Mematine blocks receptors (NMDA) on which Glutamate works. In theory, this decreases neuronal death due to overexciting the glutamate receptors, slowing the process of mental decline.

Adjuvant supplements include:
-Nifedipine  (Unknown Mechanism of action)
-Statins 1 (eg. Lipitor, Crestor)
-Pentoxyphiline (Trental)
- Haloperidol  (Haldol)

-Sodium Valproate


* The aforementioned medications work as palliative medications, but their mechanism of action is not fully understood.


Methods to decrease forgetfulness in Alzheimer’s disease.

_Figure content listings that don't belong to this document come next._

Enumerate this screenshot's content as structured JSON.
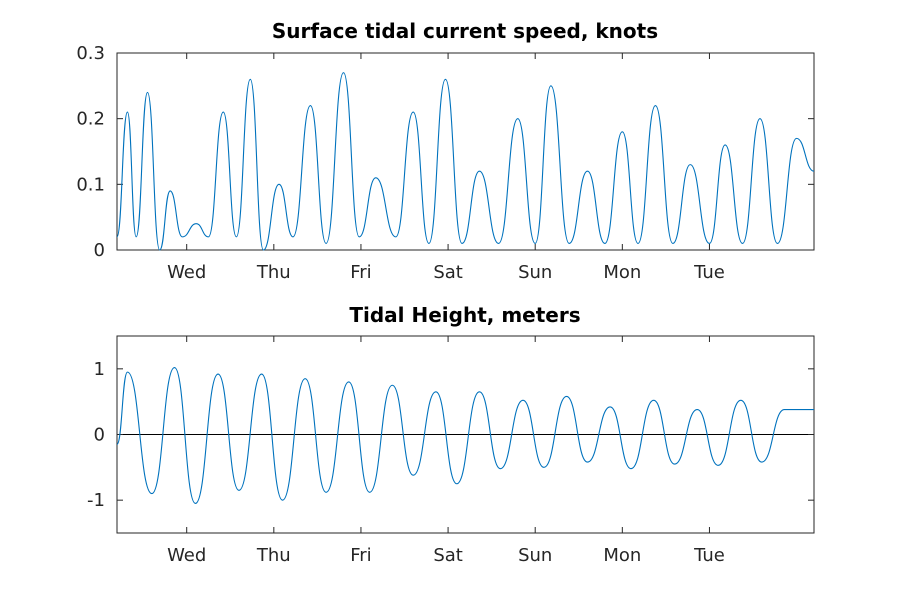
{
  "chart_data": [
    {
      "type": "line",
      "title": "Surface tidal current speed, knots",
      "xlabel": "",
      "ylabel": "",
      "x_tick_labels": [
        "Wed",
        "Thu",
        "Fri",
        "Sat",
        "Sun",
        "Mon",
        "Tue"
      ],
      "x_tick_positions_days": [
        1,
        2,
        3,
        4,
        5,
        6,
        7
      ],
      "xlim_days": [
        0.2,
        8.2
      ],
      "ylim": [
        0,
        0.3
      ],
      "y_ticks": [
        0,
        0.1,
        0.2,
        0.3
      ],
      "y_tick_labels": [
        "0",
        "0.1",
        "0.2",
        "0.3"
      ],
      "grid": false,
      "color": "#0072BD",
      "series": [
        {
          "x": [
            0.2,
            0.32,
            0.42,
            0.55,
            0.69,
            0.81,
            0.95,
            1.11,
            1.25,
            1.42,
            1.57,
            1.73,
            1.88,
            2.06,
            2.22,
            2.42,
            2.6,
            2.8,
            2.98,
            3.17,
            3.4,
            3.6,
            3.78,
            3.97,
            4.16,
            4.36,
            4.58,
            4.8,
            5.0,
            5.18,
            5.39,
            5.6,
            5.8,
            6.0,
            6.18,
            6.38,
            6.58,
            6.78,
            7.0,
            7.18,
            7.38,
            7.58,
            7.78,
            8.0,
            8.2
          ],
          "y": [
            0.02,
            0.21,
            0.02,
            0.24,
            0.0,
            0.09,
            0.02,
            0.04,
            0.02,
            0.21,
            0.02,
            0.26,
            0.0,
            0.1,
            0.02,
            0.22,
            0.01,
            0.27,
            0.02,
            0.11,
            0.02,
            0.21,
            0.01,
            0.26,
            0.01,
            0.12,
            0.01,
            0.2,
            0.01,
            0.25,
            0.01,
            0.12,
            0.01,
            0.18,
            0.01,
            0.22,
            0.01,
            0.13,
            0.01,
            0.16,
            0.01,
            0.2,
            0.01,
            0.17,
            0.12
          ]
        }
      ]
    },
    {
      "type": "line",
      "title": "Tidal Height, meters",
      "xlabel": "",
      "ylabel": "",
      "x_tick_labels": [
        "Wed",
        "Thu",
        "Fri",
        "Sat",
        "Sun",
        "Mon",
        "Tue"
      ],
      "x_tick_positions_days": [
        1,
        2,
        3,
        4,
        5,
        6,
        7
      ],
      "xlim_days": [
        0.2,
        8.2
      ],
      "ylim": [
        -1.5,
        1.5
      ],
      "y_ticks": [
        -1,
        0,
        1
      ],
      "y_tick_labels": [
        "-1",
        "0",
        "1"
      ],
      "reference_line_y": 0,
      "grid": false,
      "color": "#0072BD",
      "series": [
        {
          "x": [
            0.2,
            0.32,
            0.6,
            0.86,
            1.1,
            1.36,
            1.6,
            1.86,
            2.1,
            2.36,
            2.6,
            2.86,
            3.1,
            3.36,
            3.6,
            3.86,
            4.1,
            4.36,
            4.6,
            4.86,
            5.1,
            5.36,
            5.6,
            5.86,
            6.1,
            6.36,
            6.6,
            6.86,
            7.1,
            7.36,
            7.6,
            7.86,
            8.1,
            8.2
          ],
          "y": [
            -0.15,
            0.95,
            -0.9,
            1.02,
            -1.05,
            0.92,
            -0.85,
            0.92,
            -1.0,
            0.85,
            -0.88,
            0.8,
            -0.88,
            0.75,
            -0.62,
            0.65,
            -0.75,
            0.65,
            -0.52,
            0.52,
            -0.5,
            0.58,
            -0.42,
            0.42,
            -0.52,
            0.52,
            -0.45,
            0.38,
            -0.47,
            0.52,
            -0.42,
            0.38,
            0.38,
            0.38
          ]
        }
      ]
    }
  ]
}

-Intellectual exercises that is unrelated to their original career or occupation.
-Scrabble
-Monopoly
-Chess
-Sudoku
-Cross word puzzles
-N-Back test
-Counting back wards in 7’s or 4’s from 200
-Simple Math problems in general without paper and pencil
-Change in daily routine
-Supplements such as a combination of Huperzine and Gingko5 as found in supplements MC2
-Listening to classical music

*Always consult with your physician if you have queries or doubts regarding decreasing or loss of memory.








Bibliography
1. -"Neurofibrillary Tangles." Wikipedia. Wikimedia Foundation, 19 Feb. 2014. Web. 22 Mar. 2014.
2. - Landes AM, Sperry SD, Strauss ME, Geldmacher DS. Apathy in Alzheimer's Disease. J Am Geriatr Soc. 2001;49(12):1700–7. doi:10.1046/j.1532-5415.2001.49282.x. PMID 11844006.
3. - De Meyer G, Shapiro F, Vanderstichele H, Vanmechelen E, Engelborghs S, De Deyn PP, Coart E, Hansson O, Minthon L, Zetterberg H, Blennow K, Shaw L, Trojanowski JQ. Diagnosis-Independent Alzheimer Disease Biomarker Signature in Cognitively Normal Elderly People. Arch Neurol.. 2010;67(8):949–56. doi:10.1001/archneurol.2010.179. PMID 20697045.
4.- Li J, Wu HM, Zhou RL, Liu GJ, Dong BR (2008). "Huperzine A for Alzheimer's disease". In Wu, Hong Mei. Cochrane Database of Systematic Reviews (2): CD005592. doi:10.1002/14651858.CD005592.pub2. PMID 18425924.
 5.- Yaari, Roy, MD, and Jody C. Bloom, MD,PhD. "Medscape Log In." Medscape Log In. N.p., n.d. Web. 17 Apr. 2014.